One night, the emergency room summoned me at 3 a.m. When I arrived, two nurses and two police officers were waiting for me. I recognized one nurse. Everyone knew she was one of the meanest people at the hospital. The other nurse was a man, tall and strong. The police officers, in full uniform with batons and holstered guns, were stockier but still huge. They explained that a mother had brought her adult daughter to the ER. They gestured to the mom, sitting patiently in the waiting room. Her daughter, Vanessa, had just been released from rehab, detoxing from heroin and who knows what else.

The scenario before my arrival had gone something like this: The mean nurse tried to force Vanessa to take an injection of Ativan, an antianxiety drug that can take the edge off withdrawal symptoms. Vanessa freaked out. The mean nurse could not subdue her, so she called the male nurse for help; Vanessa fought them both off. They called the police. Vanessa took on all four of them—and won!

They pointed to a door. Vanessa had barricaded herself in a supply closet. That closet contained not only gowns and blankets but also glass supplies and a disposal bin for used needles and other hazardous waste. Not a safe space.

No sound came from the closet.

They turned back to me. “So we thought this would be a good time for Behavioral Health to help.” A better guess is that they probably just wanted to catch their breath. I wouldn’t even be surprised if they planned to use me as bait to distract the patient while they went in for a final attack. “So go therapize her.”

I looked at the door, thinking of all the ways I could make weapons out of what was in that closet. But my client was on the other side, so I opened the door and walked in.

What I found surprised me. Vanessa was sitting on the floor in the corner, knees pulled toward her chest, under a beige open-weave hospital blanket. She was rocking back and forth. She didn’t react when I came in.

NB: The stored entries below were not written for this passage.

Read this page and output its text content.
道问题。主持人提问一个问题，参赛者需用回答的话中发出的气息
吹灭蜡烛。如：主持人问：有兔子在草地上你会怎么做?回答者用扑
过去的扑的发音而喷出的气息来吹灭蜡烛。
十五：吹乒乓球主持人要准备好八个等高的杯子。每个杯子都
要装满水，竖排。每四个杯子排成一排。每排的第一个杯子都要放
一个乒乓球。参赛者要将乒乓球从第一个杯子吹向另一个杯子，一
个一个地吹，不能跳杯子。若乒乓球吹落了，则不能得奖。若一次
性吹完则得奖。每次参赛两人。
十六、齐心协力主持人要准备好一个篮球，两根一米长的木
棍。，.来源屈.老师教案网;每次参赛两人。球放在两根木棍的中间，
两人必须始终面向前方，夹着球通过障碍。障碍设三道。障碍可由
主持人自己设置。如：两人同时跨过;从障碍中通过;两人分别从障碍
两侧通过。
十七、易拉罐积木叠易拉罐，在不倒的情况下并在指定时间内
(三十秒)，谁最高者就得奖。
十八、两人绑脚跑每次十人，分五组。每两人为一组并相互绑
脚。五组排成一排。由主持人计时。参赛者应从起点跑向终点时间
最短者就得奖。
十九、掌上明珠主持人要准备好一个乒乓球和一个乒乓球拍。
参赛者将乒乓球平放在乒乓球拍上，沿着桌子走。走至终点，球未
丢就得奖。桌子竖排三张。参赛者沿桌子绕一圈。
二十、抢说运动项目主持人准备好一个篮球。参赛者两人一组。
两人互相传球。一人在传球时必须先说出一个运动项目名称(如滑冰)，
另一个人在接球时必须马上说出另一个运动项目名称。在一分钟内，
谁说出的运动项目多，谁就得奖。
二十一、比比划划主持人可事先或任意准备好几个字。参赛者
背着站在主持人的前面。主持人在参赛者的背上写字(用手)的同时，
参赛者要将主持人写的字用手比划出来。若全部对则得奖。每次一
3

When you pull an open-weave blanket close to your face, you can see pretty well through the holes. So I knew she could see me, even though I couldn’t see her.

My mind was racing. My heart was racing. I didn’t want to leave this woman to the brute force waiting outside the door. However, I worried that I wouldn’t be any more help. It was easy to see that conventional therapy approaches would not work—she was not ready to hear any reframing of her situation or suggestions about steps to take. What did the person in front of me need right now? She needed to feel better and less threatened. So I dropped to the ground on the other side of the supply closet and curled up in the same position as Vanessa, but without a blanket over my head.

I didn’t introduce myself. I didn’t ask her any questions about her past, how she started using drugs, or her current symptoms. I didn’t ask her to remove the blanket.

Instead, I took a deep breath and in a low, soft voice started a mindfulness meditation. “Inhale and feel the breath flow in, expanding your chest and belly. Exhale and feel the chest and belly relax and any stress flowing away from you.” I exhaled audibly as I said this, inhaled, and continued: “You may notice that the air feels cool as it enters your nostrils, flows into your lungs, and warms slightly as you exhale. As you breathe, you may find that the exhale lasts slightly longer than the inhale. Inhale . . . 1 . . . 2 . . . 3 . . . 4 . . . Exhale 1 . . . 2 . . . 3 . . . 4 . . . 5 . . . 6. As you exhale, feel your stress leave your body and flow into the ground.”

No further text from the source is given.